Ich stelle dir an dieser Stelle einen bunten Strauß der Vermeidungsstrategien vor, die wir meist unbewusst anwenden: Wir betäuben uns mit Substanzen wie Alkohol und anderen Drogen, um zum Beispiel soziale Unsicherheit oder Einsamkeit nicht fühlen zu müssen. »Ich muss mich hier erst mal auf euren Pegel trinken« – ein Ausspruch, der vielen im Laufe ihres Lebens schon mal begegnet ist. Alkohol wird genutzt, um Gefühle nicht fühlen zu müssen und/oder erwünschte Gefühle zu erzeugen21. Der Leidensdruck innerhalb der Bevölkerung muss immens sein, wenn wir auf die Zahlen der alkoholkranken Menschen blicken. Allein in Deutschland konsumieren 7,9 Millionen der 18- bis 64-Jährigen Alkohol in riskanter Form22. Das heißt, jeder sechste Mensch in unserem Umfeld ist laut Statistik davon betroffen. Und auch die durchschnittlichen Mengen, die getrunken werden, sind beachtlich: Ab einem Alter von 15 Jahren trinkt jede Person im Durchschnitt 13,4 Liter reinen Alkohol im Jahr23. In Bier gerechnet bedeutet das ganze drei Badewannen oder 27 Zehnlitereimer. Auch übermäßiges Essen und vor allem Zucker haben laut Forschenden ähnliche Gesundheitsrisiken wie Alkohol24. Zucker ist zwar nicht als Droge klassifiziert, aber setzt beim Konsum im Gehirn Dopamin und Opioide frei, also einen unserer Neurotransmitter, der auch als Glückshormon wirkt, und andere Stoffe, die Schmerzen lindern25. Kein Wunder also, dass Zucker sich hervorragend eignet, um unsere Gefühle zu manipulieren. Mal schnell aus Langeweile etwas essen, das Frustessen nach einem langen, harten Arbeitstag, um das Gefühl der Enttäuschung nicht zu spüren oder aber Hilflosigkeit, Angst und Schuldgefühle mithilfe einer Packung Chips, Gummibärchen und einer Dose Cola runterspülen.
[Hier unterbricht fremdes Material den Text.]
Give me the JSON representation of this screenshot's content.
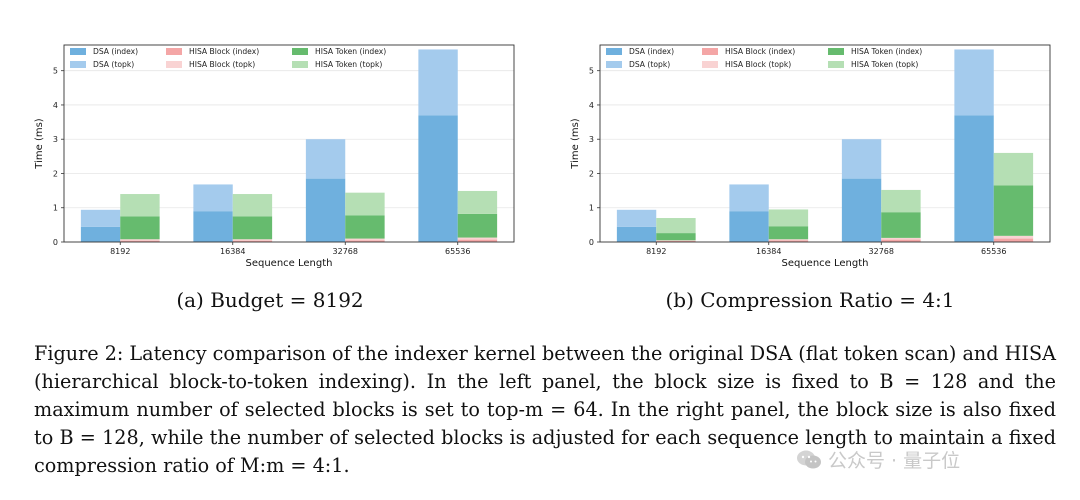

Die Schattenseiten sind unter anderem die bedenklichen Auswirkungen auf unsere körperliche Gesundheit: Rund die Hälfte der Deutschen leidet unter Übergewicht26. Und Übergewicht erhöht erheblich das Sterberisiko27. Studien zeigen außerdem, dass Emotionsvermeidung mit Essstörungen in Verbindung steht28.

Neben Lebensmitteln und Substanzen eignen sich auch Netflix, Shopping, Computerspiele, Humor oder Sarkasmus zur Gefühlsvermeidung. Eine andere Variante (die übrigens gerne von Psychologen angewendet wird, auch von mir) ist das Analysieren von anderen Menschen oder sich selbst29. Da analysieren wir den ganzen Tag lang, warum diese eine Person nicht zurückruft oder wir uns immer wieder die gleiche Art Partner aussuchen, und halten uns damit beschäftigt, für alles Erklärungen zu suchen, statt zu fühlen, was eine bestimmte Situation mit uns macht. Reflektieren ist wichtig, aber auch hier macht die Dosis das Gift. Wenn wir etwas verstanden haben, heißt das nicht, dass wir es auch fühlen und damit verarbeiten können. Wir werden damit nur zu »Theorie-Weltmeistern«. Wir lesen Bücher zu Gefühlen, nutzen schlaue Worte und kennen alle Modelle und Studien. Oft bringen uns »logische« Erklärungen aber nicht weiter. Die Angst vor dem Autofahren wird dann mit der statistischen Wahrscheinlichkeit von Unfällen begründet, die Angst vor Spinnen mit unserer Evolution und die Angst davor, verlassen zu werden, mit unserem natürlichen Bedürfnis nach Bindung.